- Developer: Legend Entertainment
- Publisher: Legend Entertainment
- Designer: Bob Bates
- Platform: MS-DOS
- Release: 1991
- Genres: Interactive fiction, Adventure
- Mode: Single-player

= Timequest =

1991 video game

Timequest is an interactive fiction game for MS-DOS written by Bob Bates and published in 1991 by Legend Entertainment.

==Plot==
In the year 2090 AD, the use of time machines (called interkrons) is regulated by officers of the Temporal Corps. There is a strict prohibition against travel into the past, because of its potentially disastrous effects on the timestream and the catastrophic consequences for current civilization.

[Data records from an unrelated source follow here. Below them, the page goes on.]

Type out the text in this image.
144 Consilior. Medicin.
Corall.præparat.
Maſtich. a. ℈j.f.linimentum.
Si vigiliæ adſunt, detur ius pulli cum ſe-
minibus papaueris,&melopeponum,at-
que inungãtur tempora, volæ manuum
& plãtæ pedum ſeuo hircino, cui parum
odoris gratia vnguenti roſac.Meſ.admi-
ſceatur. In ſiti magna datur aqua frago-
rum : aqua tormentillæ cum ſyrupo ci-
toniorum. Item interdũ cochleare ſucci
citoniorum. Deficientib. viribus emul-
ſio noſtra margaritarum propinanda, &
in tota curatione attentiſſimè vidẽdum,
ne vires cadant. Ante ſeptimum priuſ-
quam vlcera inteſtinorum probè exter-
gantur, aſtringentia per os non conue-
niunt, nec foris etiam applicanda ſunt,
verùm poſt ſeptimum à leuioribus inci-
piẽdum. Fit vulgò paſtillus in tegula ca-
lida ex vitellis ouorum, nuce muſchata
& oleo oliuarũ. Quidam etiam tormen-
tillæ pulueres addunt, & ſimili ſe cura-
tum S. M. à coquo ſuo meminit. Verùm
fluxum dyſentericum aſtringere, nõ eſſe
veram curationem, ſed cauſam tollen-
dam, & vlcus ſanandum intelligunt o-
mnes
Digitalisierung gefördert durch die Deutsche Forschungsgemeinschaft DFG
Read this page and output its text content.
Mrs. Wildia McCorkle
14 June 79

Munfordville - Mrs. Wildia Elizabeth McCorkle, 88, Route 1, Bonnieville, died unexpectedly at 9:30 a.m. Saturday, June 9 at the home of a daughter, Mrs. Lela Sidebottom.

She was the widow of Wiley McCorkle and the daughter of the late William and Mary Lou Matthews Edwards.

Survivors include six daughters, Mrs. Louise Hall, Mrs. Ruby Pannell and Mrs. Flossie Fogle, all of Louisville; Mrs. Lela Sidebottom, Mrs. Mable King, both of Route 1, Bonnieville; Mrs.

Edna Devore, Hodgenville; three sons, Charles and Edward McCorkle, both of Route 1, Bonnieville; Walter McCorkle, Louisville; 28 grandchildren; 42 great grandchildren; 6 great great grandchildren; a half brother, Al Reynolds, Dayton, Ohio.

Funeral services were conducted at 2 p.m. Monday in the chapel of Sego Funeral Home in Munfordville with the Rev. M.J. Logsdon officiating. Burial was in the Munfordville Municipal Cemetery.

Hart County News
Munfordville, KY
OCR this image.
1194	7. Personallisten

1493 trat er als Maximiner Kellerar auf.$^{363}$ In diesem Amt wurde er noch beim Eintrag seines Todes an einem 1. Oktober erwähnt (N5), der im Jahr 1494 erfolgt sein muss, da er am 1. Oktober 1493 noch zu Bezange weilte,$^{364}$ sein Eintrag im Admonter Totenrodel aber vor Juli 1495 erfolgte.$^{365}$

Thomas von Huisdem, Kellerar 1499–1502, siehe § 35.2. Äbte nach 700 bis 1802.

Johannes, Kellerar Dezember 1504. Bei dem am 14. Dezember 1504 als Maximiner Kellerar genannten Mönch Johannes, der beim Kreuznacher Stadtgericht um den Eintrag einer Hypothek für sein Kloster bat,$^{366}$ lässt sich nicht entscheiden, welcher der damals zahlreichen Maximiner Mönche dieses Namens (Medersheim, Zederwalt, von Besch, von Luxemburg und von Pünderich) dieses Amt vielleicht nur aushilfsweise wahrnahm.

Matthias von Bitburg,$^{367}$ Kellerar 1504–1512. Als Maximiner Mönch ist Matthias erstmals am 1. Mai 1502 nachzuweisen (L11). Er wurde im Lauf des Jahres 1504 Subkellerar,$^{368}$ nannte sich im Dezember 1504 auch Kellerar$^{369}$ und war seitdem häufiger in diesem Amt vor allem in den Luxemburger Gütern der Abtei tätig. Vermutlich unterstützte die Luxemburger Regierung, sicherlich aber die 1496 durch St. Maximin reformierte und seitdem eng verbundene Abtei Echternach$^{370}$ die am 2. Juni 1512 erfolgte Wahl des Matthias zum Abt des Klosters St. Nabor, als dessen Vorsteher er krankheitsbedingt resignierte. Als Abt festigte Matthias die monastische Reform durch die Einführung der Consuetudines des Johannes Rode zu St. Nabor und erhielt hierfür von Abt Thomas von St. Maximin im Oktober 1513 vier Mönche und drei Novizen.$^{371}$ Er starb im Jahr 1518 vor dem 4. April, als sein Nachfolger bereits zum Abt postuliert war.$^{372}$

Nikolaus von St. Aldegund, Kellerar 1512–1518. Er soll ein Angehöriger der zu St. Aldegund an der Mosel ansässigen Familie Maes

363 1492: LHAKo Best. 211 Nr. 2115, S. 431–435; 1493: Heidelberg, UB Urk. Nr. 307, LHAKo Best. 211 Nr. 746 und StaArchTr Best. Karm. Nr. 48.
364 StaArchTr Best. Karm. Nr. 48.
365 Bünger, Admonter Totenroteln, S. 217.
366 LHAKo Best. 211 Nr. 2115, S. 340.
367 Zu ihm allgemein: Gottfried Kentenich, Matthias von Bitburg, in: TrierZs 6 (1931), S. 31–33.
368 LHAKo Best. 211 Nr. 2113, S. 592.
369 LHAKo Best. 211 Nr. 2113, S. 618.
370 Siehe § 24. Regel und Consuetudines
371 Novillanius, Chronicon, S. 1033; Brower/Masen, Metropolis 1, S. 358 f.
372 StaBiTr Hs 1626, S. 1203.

Zeke S. Vettenmyer, a Lieutenant in the Temporal Corps, has stolen an interkron, traveled back into the past, and subtly altered historical situations so that the outcomes of these events will be changed. The world as we know it will be destroyed as the effects of these changes ripple forward towards the present and cause massive disruptions in the timestream.

You are a private in the Temporal Corps. You have been selected to travel into the past and untangle Vettenmyer's twisted plot. You must pursue Vettenmyer across 3,000 years of history, going to the times and places he has visited and reversing the changes he has made which are currently threatening the future that defines your very existence.

==Historical events==
As the manual notes, there are ten historical events that Vettenmyer has tampered with. They are:
- The death of Julius Caesar, Rome 44 BC
- Attila the Hun's halted attack on Rome 452 AD
- The Crowning of Charlemagne, Rome 800
- An attempted coup by Yahya the Barmakid, who plotted to overthrow Caliph Harun al-Rashid, Baghdad 800
- The signing of the Magna Carta, Dover 1215
- The siege of Peking by Genghis Khan 1215
- Hernán Cortés conquers the Aztecs, Mexico 1519
- Sir Francis Drake visits Queen Elizabeth I, Dover 1588
- Napoleon's attack on Egypt, Cairo 1798
- The planning of Operation Dynamo, the evacuation of Dunkirk before an attack by Hitler, involving visits to Dover and Rome 1940

==Historical figures==
Several historical figures make appearances in the game besides the ones listed above. They include:
- King Tut
- Moses (as a baby)
- Cleopatra
- Julius Caesar
- Pope Leo I
- King Arthur
- Attila
- Robin Hood
- Montezuma
- William Shakespeare
- Admiral Horatio Nelson
- Napoleon
- Winston Churchill
- Benito Mussolini

==Locations==
The game features six major locations—Mexico, Dover, Rome, Cairo, Baghdad and Peking—each of which can be visited in various years ranging from 1361 BC to 1940 AD (although Mexico, Cairo and Baghdad cannot be visited in all years).

Famous locations that appear in the game include Lake Texcoco, Teotihuacan, Tenochtitlan, Stonehenge, Runnymede, the Cliffs of Dover, the Circus Maximus, St. Peter's Basilica, the Palazzo Braschi, the Great Pyramids, the Nile River, the Hanging Gardens of Babylon, the Forbidden City and the Great Wall of China. The climax of the game takes place inside the Tower of Babel.

==Dates==
- 2090 AD (Time HQ)
- 1940 AD (Dover, Rome, Peking)
- 1798 AD (Dover, Rome, Cairo, Baghdad, Peking)
- 1588 AD (Dover, Rome, Cairo, Baghdad, Peking)
- 1519 AD (Mexico, Dover, Rome, Cairo, Baghdad, Peking)
- 1215 AD (Mexico, Dover, Rome, Cairo, Baghdad, Peking)
- 800 AD (Mexico, Dover, Rome, Cairo, Baghdad, Peking)
- 452 AD (Mexico, Dover, Rome, Cairo, Baghdad, Peking)
- 44 BC (Mexico, Dover, Rome, Cairo, Baghdad, Peking)
- 1361 BC (Mexico, Dover, Rome, Cairo, Baghdad, Peking)

==Puzzles==
Timequest is an extremely non-linear game where the player immediately has access to six geographical locations in nine different time periods. Many of the puzzles can be tackled by picking a particular location and moving forward from the earliest time period (1361 BC). However, like most adventure games, solving puzzles in one location often relies on the use of items obtained elsewhere.

There are also a series of written clues scattered throughout the game, which require some note taking and some insight in putting the clues together into a message.

The main puzzle at the end of the game involves travelling quickly back and forth through time while interacting with versions of your past and future selves. This puzzle resembles similar sequences found in Sorcerer, Discworld and Escape from Monkey Island.